Senator Howard Wetston – the former top securities regulator in Ontario – says the federal government may have to step in and require corporate boards to set targets for diversity if the provinces can’t get it done.
“The bottom line is today [diversity] is no longer a matter of whether or not we should do it – we must do it,” Mr. Wetston said in comments Wednesday at the Ontario Securities Commission’s annual Dialogue day.
“The fact [is] we haven’t gone far enough and we need to do better. … I think the time has come, perhaps for us to take the next step, to be more ambitious to advance the opportunity for diversity in our public companies.”
To date, Canada has adopted what’s called a “comply or explain” approach to matters of board diversity. Many provinces, including Ontario, mandate that companies disclose the gender composition of their boards and, if they do not have a target for women membership, explain why.
For 2020, the federal government extended the approach to visible minorities, the Indigenous and the disabled – but the changes to the Canada Business Corporations Act (CBCA) only apply to companies with federal incorporations, which is slightly more than half of Toronto Stock Exchange listed companies.
Mr.

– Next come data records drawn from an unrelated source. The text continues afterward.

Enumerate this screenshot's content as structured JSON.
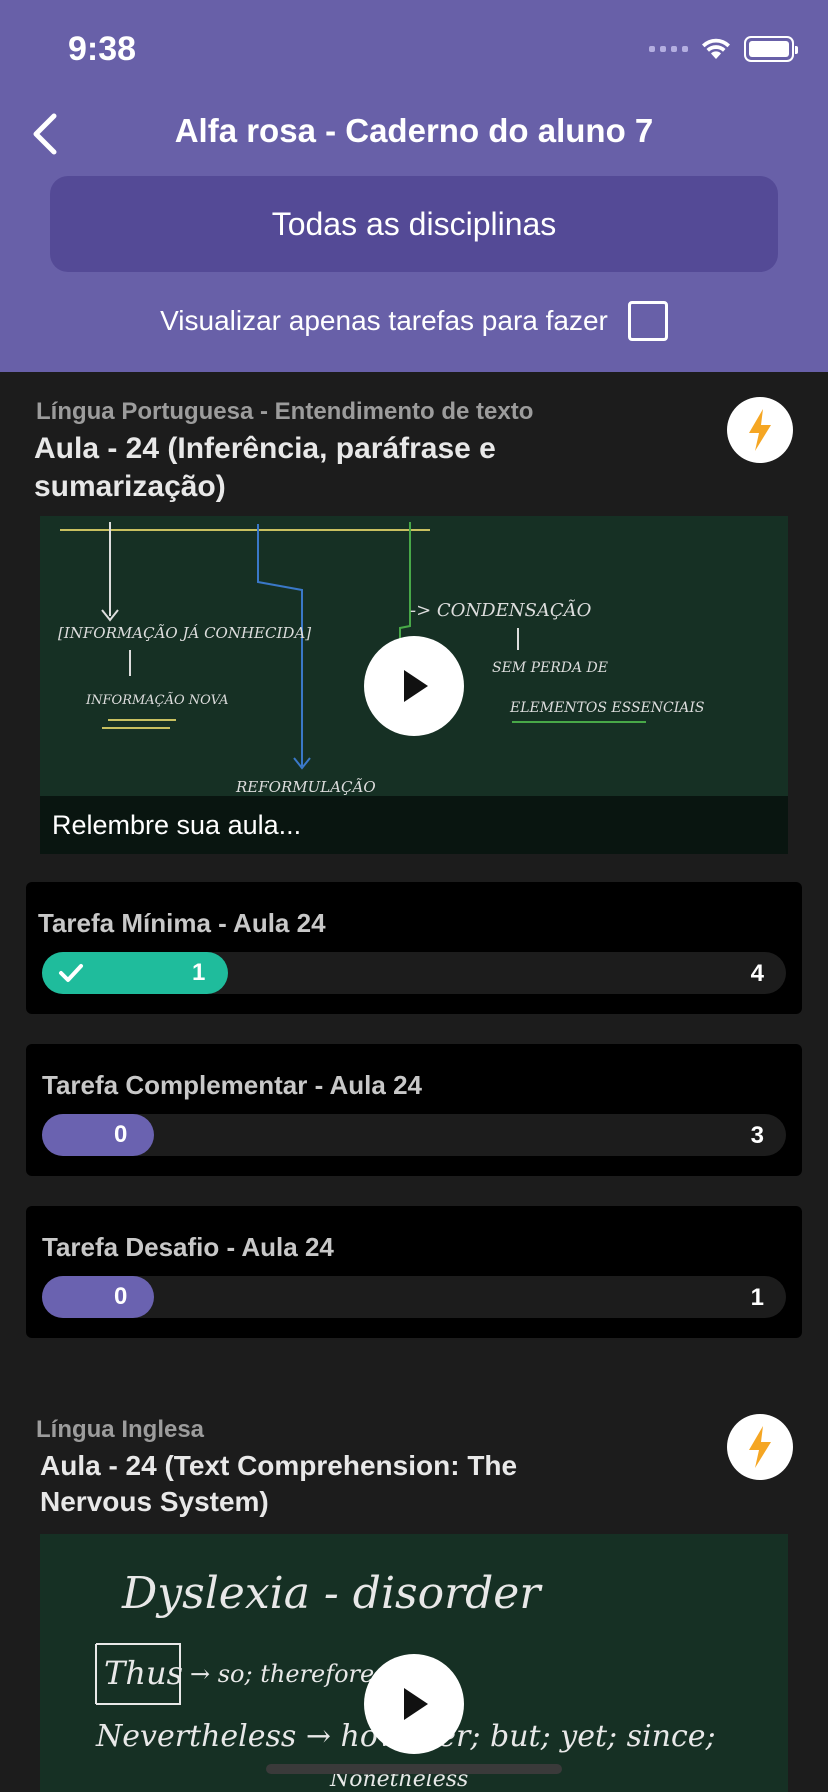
{
  "status_bar": {
    "time": "9:38"
  },
  "nav": {
    "title": "Alfa rosa - Caderno do aluno 7",
    "back_icon": "chevron-left-icon"
  },
  "discipline_selector": {
    "label": "Todas as disciplinas"
  },
  "filter": {
    "label": "Visualizar apenas tarefas para fazer",
    "checked": false
  },
  "lessons": [
    {
      "subject": "Língua Portuguesa - Entendimento de texto",
      "title_line1": "Aula - 24 (Inferência, paráfrase e",
      "title_line2": "sumarização)",
      "video_caption": "Relembre sua aula...",
      "tasks": [
        {
          "label": "Tarefa Mínima - Aula 24",
          "done": 1,
          "total": 4,
          "color": "#1fbc9c",
          "completed": true
        },
        {
          "label": "Tarefa Complementar - Aula 24",
          "done": 0,
          "total": 3,
          "color": "#6a62b0",
          "completed": false
        },
        {
          "label": "Tarefa Desafio - Aula 24",
          "done": 0,
          "total": 1,
          "color": "#6a62b0",
          "completed": false
        }
      ]
    },
    {
      "subject": "Língua Inglesa",
      "title_line1": "Aula - 24 (Text Comprehension: The",
      "title_line2": "Nervous System)"
    }
  ],
  "colors": {
    "header": "#6860a8",
    "accent_green": "#1fbc9c",
    "accent_purple": "#6a62b0",
    "bolt": "#f5a623"
  }
}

Wetston did not suggest the country should mandate that boards include a certain number of women or minorities, but said companies should be required to set, and disclose, some sort of target. He said he’s had discussions with three other senators on the matter, but does not know if the current Liberal government will embrace the idea.

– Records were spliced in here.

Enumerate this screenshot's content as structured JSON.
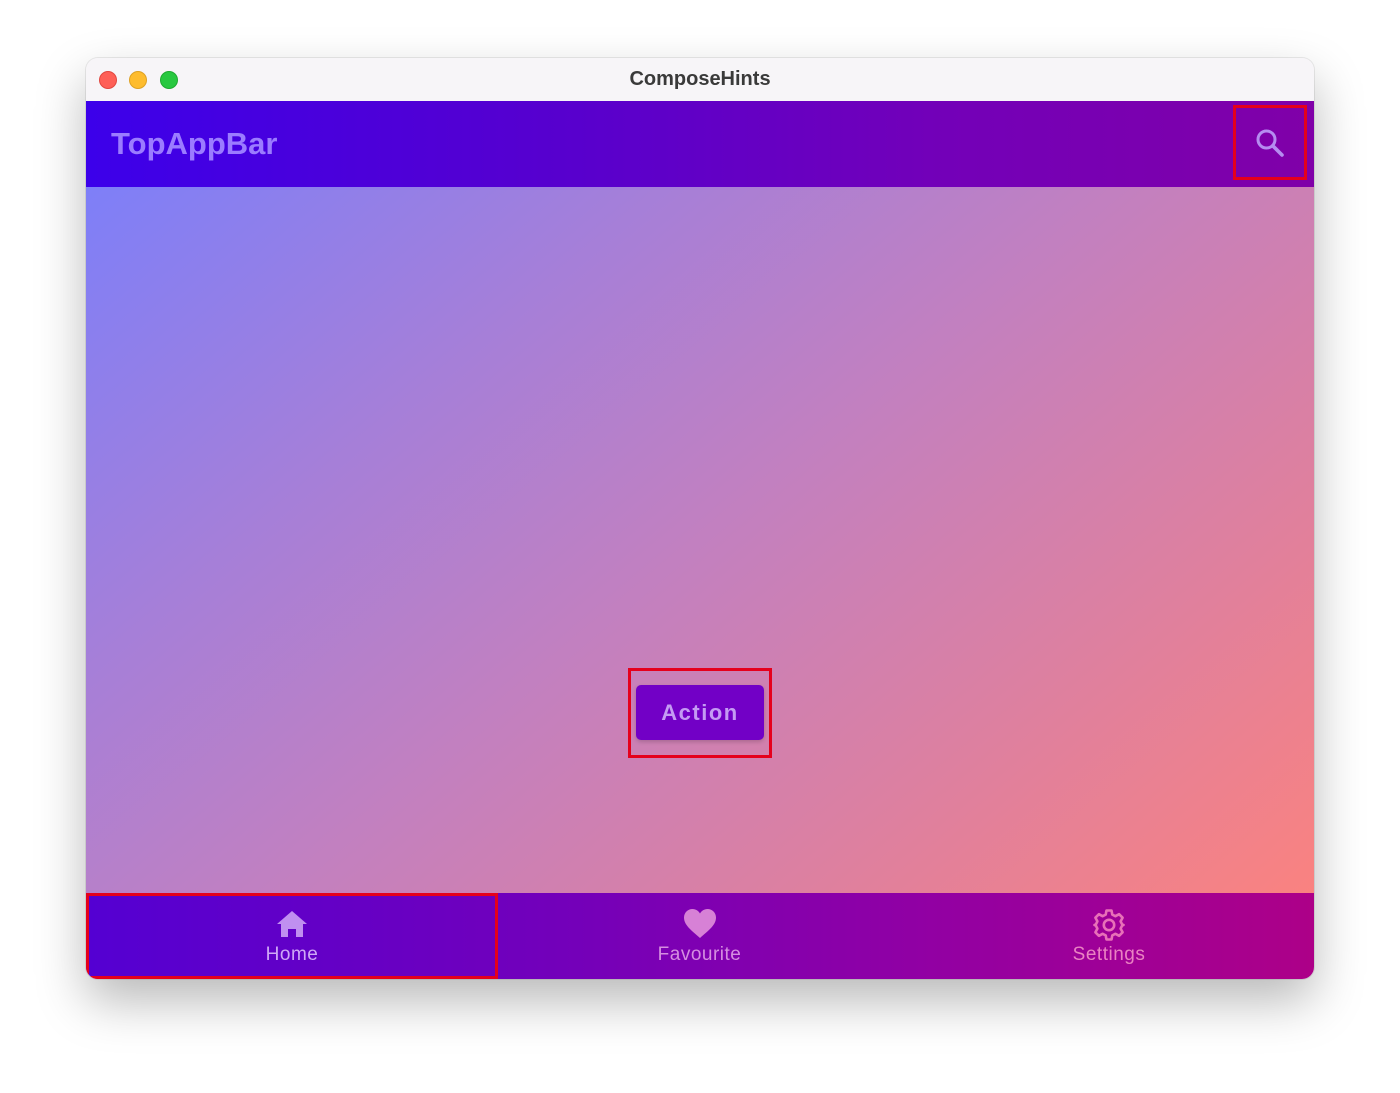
{
  "window": {
    "title": "ComposeHints"
  },
  "top_app_bar": {
    "title": "TopAppBar",
    "search_icon": "search-icon"
  },
  "main": {
    "action_label": "Action"
  },
  "bottom_nav": {
    "items": [
      {
        "label": "Home",
        "icon": "home-icon",
        "selected": true
      },
      {
        "label": "Favourite",
        "icon": "heart-icon",
        "selected": false
      },
      {
        "label": "Settings",
        "icon": "gear-icon",
        "selected": false
      }
    ]
  },
  "colors": {
    "highlight_border": "#e5001c",
    "top_bar_start": "#3c00ea",
    "top_bar_end": "#8000a8",
    "button_fill": "#7200c6",
    "content_gradient_start": "#7e7ff8",
    "content_gradient_end": "#fa8280"
  }
}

John Power, a spokesperson for Minister of Innovation, Science and Industry Navdeep Bains, did not say whether the ministry would endorse Mr. Wetston’s suggestion. He said the recent CBCA changes reflect the ministry’s belief “that business outcomes are better when the decision-making table reflects the diversity of Canadians.”

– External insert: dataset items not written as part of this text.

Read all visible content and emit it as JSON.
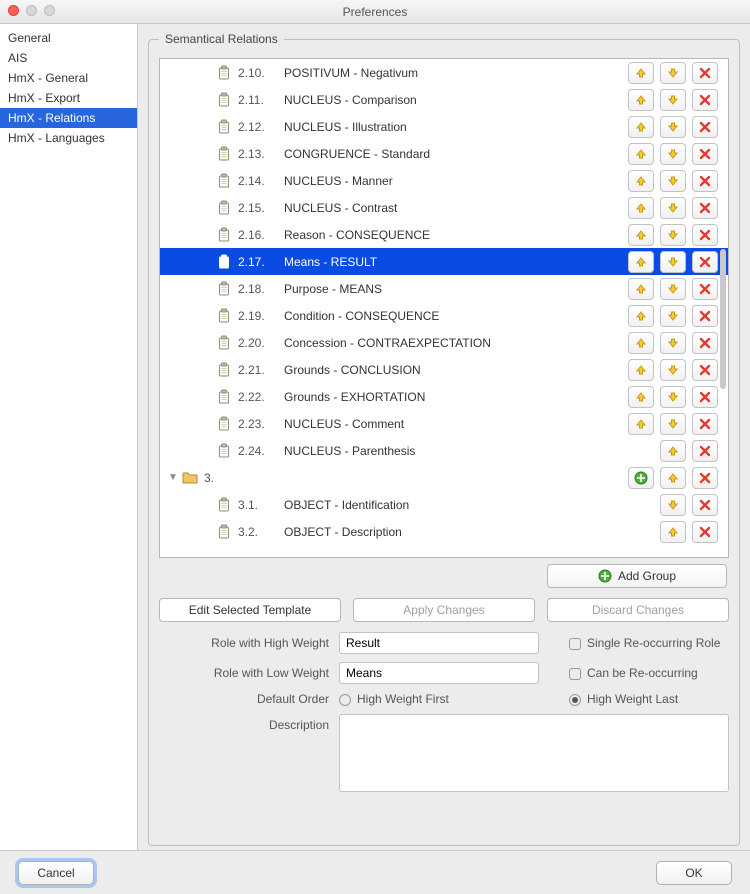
{
  "window": {
    "title": "Preferences"
  },
  "sidebar": {
    "items": [
      {
        "label": "General",
        "selected": false
      },
      {
        "label": "AIS",
        "selected": false
      },
      {
        "label": "HmX - General",
        "selected": false
      },
      {
        "label": "HmX - Export",
        "selected": false
      },
      {
        "label": "HmX - Relations",
        "selected": true
      },
      {
        "label": "HmX - Languages",
        "selected": false
      }
    ]
  },
  "group_title": "Semantical Relations",
  "rows": [
    {
      "kind": "item",
      "num": "2.10.",
      "label": "POSITIVUM - Negativum",
      "up": true,
      "down": true,
      "add": false,
      "del": true,
      "selected": false
    },
    {
      "kind": "item",
      "num": "2.11.",
      "label": "NUCLEUS - Comparison",
      "up": true,
      "down": true,
      "add": false,
      "del": true,
      "selected": false
    },
    {
      "kind": "item",
      "num": "2.12.",
      "label": "NUCLEUS - Illustration",
      "up": true,
      "down": true,
      "add": false,
      "del": true,
      "selected": false
    },
    {
      "kind": "item",
      "num": "2.13.",
      "label": "CONGRUENCE - Standard",
      "up": true,
      "down": true,
      "add": false,
      "del": true,
      "selected": false
    },
    {
      "kind": "item",
      "num": "2.14.",
      "label": "NUCLEUS - Manner",
      "up": true,
      "down": true,
      "add": false,
      "del": true,
      "selected": false
    },
    {
      "kind": "item",
      "num": "2.15.",
      "label": "NUCLEUS - Contrast",
      "up": true,
      "down": true,
      "add": false,
      "del": true,
      "selected": false
    },
    {
      "kind": "item",
      "num": "2.16.",
      "label": "Reason - CONSEQUENCE",
      "up": true,
      "down": true,
      "add": false,
      "del": true,
      "selected": false
    },
    {
      "kind": "item",
      "num": "2.17.",
      "label": "Means - RESULT",
      "up": true,
      "down": true,
      "add": false,
      "del": true,
      "selected": true
    },
    {
      "kind": "item",
      "num": "2.18.",
      "label": "Purpose - MEANS",
      "up": true,
      "down": true,
      "add": false,
      "del": true,
      "selected": false
    },
    {
      "kind": "item",
      "num": "2.19.",
      "label": "Condition - CONSEQUENCE",
      "up": true,
      "down": true,
      "add": false,
      "del": true,
      "selected": false
    },
    {
      "kind": "item",
      "num": "2.20.",
      "label": "Concession - CONTRAEXPECTATION",
      "up": true,
      "down": true,
      "add": false,
      "del": true,
      "selected": false
    },
    {
      "kind": "item",
      "num": "2.21.",
      "label": "Grounds - CONCLUSION",
      "up": true,
      "down": true,
      "add": false,
      "del": true,
      "selected": false
    },
    {
      "kind": "item",
      "num": "2.22.",
      "label": "Grounds - EXHORTATION",
      "up": true,
      "down": true,
      "add": false,
      "del": true,
      "selected": false
    },
    {
      "kind": "item",
      "num": "2.23.",
      "label": "NUCLEUS - Comment",
      "up": true,
      "down": true,
      "add": false,
      "del": true,
      "selected": false
    },
    {
      "kind": "item",
      "num": "2.24.",
      "label": "NUCLEUS - Parenthesis",
      "up": true,
      "down": false,
      "add": false,
      "del": true,
      "selected": false
    },
    {
      "kind": "folder",
      "num": "3.",
      "label": "",
      "up": true,
      "down": false,
      "add": true,
      "del": true,
      "selected": false
    },
    {
      "kind": "item",
      "num": "3.1.",
      "label": "OBJECT - Identification",
      "up": false,
      "down": true,
      "add": false,
      "del": true,
      "selected": false
    },
    {
      "kind": "item",
      "num": "3.2.",
      "label": "OBJECT - Description",
      "up": true,
      "down": false,
      "add": false,
      "del": true,
      "selected": false
    }
  ],
  "add_group_label": "Add Group",
  "buttons": {
    "edit": "Edit Selected Template",
    "apply": "Apply Changes",
    "discard": "Discard Changes"
  },
  "form": {
    "high_label": "Role with High Weight",
    "high_value": "Result",
    "low_label": "Role with Low Weight",
    "low_value": "Means",
    "order_label": "Default Order",
    "order_first": "High Weight First",
    "order_last": "High Weight Last",
    "single_label": "Single Re-occurring Role",
    "reoccur_label": "Can be Re-occurring",
    "desc_label": "Description",
    "desc_value": ""
  },
  "footer": {
    "cancel": "Cancel",
    "ok": "OK"
  }
}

In its 2020 Governance Insights annual report, law firm Davies Ward Phillips & Vineberg LLP said that of 338 Canadian companies it studied, 43 per cent disclosed a target for gender composition for their boards, and just 1 per cent disclosed a target for visible minorities, Indigenous or disabled board members.
Requiring companies to set a target was suggested when the federal government made its last set of diversity changes to the CBCA, but Mr. Wetston acknowledges he didn’t support it at the time, because he preferred to have federal rules be similar to provincial ones. He’s changed his mind, he says, because there simply hasn’t been enough progress.
Gender diversity on boards was a top priority at the Ontario Securities Commission under former chair Maureen Jensen, who was also part of Wednesday’s discussion. She described how after the OSC started talking about diversity, “the amount of pushback was shocking, quite frankly.” The Canadian Securities Administrators, an umbrella group that tries to harmonize provincial rules in the absence of a national regulator, cannot come to consensus, she said.
The issue began to fade from view after the election of Doug Ford as Ontario Premier in 2018. Ms. Jensen, asked by former OSC chair David Wilson why the OSC simply doesn’t move on its own to set a target, said, “obviously, we would need to have government approval to proceed that way.” Ms. Jensen resigned from the chair role in January, more than a year before her term was to end.
Emily Hogeveen, a spokeswoman for provincial Finance Minister Rod Phillips, did not disclose what direction the Ford government has given the OSC on diversity. Instead, she pointed to Ontario’s Capital Markets Modernization Taskforce, which is preparing its final report on potential changes to the regulation of financial markets in the province.
On Wednesday, as part of the Dialogue conference, task force chair Walied Soliman said the final report “will include recommendations on increasing diversity in our issuer and regulatory community,” but was not more specific.
OSC spokeswoman Kristen Rose said “reporting on the gender diversity of boards and senior leadership of TSX-listed companies remains a focus for the OSC, and we plan to engage in dialogue with our stakeholders on broader elements of diversity over the coming year.” She also said the OSC has signed the BlackNorth Initiative’s CEO Pledge to end anti-Black systemic racism.